Buddhism’s suffering included sadness of losing someone we lost and pain linked to inevitable sickness. We will all die, we will all get sick at some point. Nonetheless, nothings says that we must all be oppressed/exploited/living in scarcity. This is only the result of the way we are organizing societies. Therefore, political pain can be eradicated.

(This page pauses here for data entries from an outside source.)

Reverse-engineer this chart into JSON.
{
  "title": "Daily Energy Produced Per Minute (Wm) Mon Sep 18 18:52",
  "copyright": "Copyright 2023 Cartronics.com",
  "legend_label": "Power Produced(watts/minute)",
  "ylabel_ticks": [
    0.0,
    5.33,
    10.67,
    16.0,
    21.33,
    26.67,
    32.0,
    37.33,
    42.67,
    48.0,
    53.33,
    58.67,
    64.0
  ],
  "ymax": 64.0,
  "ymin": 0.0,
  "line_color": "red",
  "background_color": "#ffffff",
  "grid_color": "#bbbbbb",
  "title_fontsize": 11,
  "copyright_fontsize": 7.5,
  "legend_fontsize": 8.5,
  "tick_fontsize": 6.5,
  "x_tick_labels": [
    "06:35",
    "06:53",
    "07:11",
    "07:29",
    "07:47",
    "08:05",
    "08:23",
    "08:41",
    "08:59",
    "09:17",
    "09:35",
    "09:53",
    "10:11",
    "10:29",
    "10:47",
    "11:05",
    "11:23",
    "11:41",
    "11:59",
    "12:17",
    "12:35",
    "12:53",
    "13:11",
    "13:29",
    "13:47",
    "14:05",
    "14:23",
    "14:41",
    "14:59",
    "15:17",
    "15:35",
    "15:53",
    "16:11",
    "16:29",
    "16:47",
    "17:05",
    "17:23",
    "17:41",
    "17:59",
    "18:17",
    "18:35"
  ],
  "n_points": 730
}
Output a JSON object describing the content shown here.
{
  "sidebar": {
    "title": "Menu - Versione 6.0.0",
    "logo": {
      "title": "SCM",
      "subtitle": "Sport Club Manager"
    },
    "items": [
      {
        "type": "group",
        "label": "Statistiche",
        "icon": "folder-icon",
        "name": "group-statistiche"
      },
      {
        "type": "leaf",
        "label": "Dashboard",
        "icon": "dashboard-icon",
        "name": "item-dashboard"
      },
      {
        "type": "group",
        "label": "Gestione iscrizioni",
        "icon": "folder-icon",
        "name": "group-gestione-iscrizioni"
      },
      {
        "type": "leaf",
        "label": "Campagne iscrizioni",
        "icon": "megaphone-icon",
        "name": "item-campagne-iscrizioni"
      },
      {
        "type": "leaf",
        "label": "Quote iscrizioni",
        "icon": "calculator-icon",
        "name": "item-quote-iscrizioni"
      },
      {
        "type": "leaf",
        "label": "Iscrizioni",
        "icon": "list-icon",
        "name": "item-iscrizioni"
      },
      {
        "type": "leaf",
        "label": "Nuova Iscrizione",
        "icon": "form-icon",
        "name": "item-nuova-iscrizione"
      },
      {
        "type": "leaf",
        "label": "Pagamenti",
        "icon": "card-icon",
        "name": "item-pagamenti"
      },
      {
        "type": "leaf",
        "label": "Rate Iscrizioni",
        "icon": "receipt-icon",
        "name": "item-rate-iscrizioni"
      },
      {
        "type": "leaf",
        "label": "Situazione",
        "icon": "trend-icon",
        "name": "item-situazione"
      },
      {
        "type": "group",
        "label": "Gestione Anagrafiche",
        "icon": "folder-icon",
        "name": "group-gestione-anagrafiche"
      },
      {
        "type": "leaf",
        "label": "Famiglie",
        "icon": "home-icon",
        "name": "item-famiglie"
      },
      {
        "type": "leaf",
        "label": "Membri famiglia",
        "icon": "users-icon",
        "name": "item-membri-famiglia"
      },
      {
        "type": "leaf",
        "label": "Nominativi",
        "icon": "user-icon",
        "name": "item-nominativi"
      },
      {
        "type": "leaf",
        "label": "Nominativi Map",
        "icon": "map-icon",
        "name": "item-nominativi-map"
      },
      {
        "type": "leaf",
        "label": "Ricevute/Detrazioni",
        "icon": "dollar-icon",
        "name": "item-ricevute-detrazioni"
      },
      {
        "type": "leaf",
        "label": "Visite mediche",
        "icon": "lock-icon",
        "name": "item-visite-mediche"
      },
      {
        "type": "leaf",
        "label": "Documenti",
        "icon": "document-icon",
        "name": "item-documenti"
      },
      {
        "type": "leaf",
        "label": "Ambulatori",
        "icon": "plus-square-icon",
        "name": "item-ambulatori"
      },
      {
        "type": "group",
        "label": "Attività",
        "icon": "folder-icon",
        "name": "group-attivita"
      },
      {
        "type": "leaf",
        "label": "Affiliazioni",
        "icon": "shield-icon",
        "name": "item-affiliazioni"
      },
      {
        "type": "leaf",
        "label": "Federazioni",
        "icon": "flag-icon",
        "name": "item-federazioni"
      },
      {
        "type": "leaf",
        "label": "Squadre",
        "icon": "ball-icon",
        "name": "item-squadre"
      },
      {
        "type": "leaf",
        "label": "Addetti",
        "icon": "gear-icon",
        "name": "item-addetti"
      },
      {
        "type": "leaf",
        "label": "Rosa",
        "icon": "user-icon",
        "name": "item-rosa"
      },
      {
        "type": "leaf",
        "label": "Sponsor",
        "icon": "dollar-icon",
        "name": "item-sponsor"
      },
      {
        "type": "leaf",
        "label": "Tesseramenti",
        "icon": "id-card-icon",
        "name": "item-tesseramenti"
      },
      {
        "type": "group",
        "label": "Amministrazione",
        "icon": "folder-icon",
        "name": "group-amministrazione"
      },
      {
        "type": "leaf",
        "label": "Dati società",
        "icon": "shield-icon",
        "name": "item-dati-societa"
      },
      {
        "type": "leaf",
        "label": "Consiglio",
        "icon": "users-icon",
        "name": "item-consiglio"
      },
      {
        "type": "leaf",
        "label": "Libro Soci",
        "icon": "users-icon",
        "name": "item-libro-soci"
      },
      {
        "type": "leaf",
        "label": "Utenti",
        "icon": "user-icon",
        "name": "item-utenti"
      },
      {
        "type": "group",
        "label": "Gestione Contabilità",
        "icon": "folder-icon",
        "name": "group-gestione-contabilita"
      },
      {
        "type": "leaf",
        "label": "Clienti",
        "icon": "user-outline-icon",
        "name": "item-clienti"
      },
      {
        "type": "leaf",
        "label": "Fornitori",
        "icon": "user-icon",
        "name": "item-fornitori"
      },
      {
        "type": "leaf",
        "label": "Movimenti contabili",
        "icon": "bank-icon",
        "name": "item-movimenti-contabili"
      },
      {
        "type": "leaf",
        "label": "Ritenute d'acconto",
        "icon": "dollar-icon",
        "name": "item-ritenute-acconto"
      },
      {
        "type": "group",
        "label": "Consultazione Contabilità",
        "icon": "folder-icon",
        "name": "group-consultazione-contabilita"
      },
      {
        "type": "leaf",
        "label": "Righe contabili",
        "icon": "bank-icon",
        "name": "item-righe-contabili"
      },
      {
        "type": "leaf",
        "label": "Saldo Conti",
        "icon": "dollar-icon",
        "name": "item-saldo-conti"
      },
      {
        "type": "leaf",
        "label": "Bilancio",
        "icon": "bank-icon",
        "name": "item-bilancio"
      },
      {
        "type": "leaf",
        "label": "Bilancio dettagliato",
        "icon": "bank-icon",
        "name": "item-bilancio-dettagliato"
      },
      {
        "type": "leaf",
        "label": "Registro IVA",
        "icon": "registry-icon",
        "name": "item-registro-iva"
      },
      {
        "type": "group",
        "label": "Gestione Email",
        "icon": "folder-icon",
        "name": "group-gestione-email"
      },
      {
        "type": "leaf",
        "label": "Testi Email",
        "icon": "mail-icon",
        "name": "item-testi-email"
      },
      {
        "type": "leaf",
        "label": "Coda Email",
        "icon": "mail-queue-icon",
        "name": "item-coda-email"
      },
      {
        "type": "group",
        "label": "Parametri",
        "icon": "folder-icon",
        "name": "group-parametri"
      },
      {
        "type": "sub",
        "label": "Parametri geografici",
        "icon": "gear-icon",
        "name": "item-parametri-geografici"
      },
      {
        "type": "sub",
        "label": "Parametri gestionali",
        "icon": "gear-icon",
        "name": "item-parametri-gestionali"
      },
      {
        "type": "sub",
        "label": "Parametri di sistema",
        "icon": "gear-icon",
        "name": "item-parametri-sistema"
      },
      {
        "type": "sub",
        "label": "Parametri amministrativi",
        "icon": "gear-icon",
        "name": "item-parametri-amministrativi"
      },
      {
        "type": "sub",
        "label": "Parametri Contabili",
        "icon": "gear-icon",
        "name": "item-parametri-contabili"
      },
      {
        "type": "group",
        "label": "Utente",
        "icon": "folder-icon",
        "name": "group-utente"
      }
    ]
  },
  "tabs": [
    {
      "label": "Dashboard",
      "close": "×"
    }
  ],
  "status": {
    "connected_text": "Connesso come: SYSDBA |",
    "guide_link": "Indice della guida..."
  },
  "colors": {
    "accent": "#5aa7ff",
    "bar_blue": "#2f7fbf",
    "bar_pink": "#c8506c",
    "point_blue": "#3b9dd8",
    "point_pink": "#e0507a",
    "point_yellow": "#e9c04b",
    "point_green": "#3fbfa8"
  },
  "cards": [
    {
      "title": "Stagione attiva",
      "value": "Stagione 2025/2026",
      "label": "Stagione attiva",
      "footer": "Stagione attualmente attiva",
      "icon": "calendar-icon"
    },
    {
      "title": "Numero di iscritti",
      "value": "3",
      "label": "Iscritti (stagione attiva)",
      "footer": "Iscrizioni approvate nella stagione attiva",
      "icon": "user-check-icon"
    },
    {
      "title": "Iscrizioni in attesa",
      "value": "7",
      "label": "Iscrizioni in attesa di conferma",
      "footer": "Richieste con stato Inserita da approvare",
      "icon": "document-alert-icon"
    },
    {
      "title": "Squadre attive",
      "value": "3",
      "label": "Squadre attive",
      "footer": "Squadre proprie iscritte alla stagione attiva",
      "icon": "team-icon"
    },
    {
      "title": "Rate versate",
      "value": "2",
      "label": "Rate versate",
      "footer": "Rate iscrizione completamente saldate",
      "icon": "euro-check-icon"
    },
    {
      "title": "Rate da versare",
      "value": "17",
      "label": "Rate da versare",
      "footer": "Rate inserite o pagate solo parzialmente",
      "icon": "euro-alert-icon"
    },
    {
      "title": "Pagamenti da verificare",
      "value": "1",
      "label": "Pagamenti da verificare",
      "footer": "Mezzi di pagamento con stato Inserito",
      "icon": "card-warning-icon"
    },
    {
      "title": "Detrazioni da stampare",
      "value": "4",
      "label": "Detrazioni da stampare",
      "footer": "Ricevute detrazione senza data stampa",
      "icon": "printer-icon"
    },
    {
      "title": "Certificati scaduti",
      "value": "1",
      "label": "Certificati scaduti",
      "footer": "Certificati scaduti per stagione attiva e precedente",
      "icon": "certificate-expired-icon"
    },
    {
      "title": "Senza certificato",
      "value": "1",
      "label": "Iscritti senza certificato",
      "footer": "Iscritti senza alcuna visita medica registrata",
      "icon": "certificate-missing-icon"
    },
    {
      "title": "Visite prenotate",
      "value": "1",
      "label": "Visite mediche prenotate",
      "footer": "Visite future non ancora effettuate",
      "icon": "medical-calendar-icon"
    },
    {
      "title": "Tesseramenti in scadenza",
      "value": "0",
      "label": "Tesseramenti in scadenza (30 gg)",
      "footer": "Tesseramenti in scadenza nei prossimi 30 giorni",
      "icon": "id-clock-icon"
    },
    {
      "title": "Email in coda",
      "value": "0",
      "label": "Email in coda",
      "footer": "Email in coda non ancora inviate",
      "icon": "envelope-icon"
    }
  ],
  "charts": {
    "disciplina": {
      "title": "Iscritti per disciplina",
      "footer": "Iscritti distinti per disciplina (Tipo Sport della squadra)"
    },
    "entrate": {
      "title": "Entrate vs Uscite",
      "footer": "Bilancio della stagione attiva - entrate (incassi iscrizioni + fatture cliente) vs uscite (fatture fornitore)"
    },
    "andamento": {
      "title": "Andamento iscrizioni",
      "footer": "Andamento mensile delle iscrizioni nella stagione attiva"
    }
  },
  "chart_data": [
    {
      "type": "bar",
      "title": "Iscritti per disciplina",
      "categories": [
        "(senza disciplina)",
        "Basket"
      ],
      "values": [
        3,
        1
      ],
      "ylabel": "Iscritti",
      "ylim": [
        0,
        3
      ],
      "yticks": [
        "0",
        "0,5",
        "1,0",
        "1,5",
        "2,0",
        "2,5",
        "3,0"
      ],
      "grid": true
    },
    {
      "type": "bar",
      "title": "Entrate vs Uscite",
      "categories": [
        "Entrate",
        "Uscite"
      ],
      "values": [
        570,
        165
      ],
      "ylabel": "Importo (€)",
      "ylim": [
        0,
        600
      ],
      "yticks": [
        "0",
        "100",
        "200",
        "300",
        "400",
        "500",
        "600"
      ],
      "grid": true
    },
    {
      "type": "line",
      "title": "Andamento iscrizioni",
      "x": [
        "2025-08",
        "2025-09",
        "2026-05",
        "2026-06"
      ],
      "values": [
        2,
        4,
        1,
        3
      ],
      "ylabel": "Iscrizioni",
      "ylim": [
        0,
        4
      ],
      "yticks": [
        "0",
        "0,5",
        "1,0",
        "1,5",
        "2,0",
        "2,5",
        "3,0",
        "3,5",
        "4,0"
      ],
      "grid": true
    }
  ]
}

Also, about the climate catastrophe, I like to remind myself that scientists aren’t prophets. Even if we feel like we can predict how things will evolved, I don’t think it’s completely true. The butterfly effect could change everything. The spirit world could come change the rules of the game. And also, maybe, the numbers we are seeing and sharing everywhere are not well interpreted. Who knows? And in all case, only the present moment exist.

But still, it would be very unprobable that the whole species disappear. And the ‘‘fall of civilization’’ might sounds like dramatic or at least rhymes with ‘‘harsh conditions to existence’’ but when you think about it, the amount of “harsh conditions” many humans already live for the profit of some lucky fews is not this much better.

Also, we can say that we were lucky as a species to have been granted such great environmental conditions to thrive in a very long time (think about those dinosaurs and their meteorit). It’s a shame we somewhat have ruined it, but it’s possible to still experience gratitude. Afterall, everything is impermanent.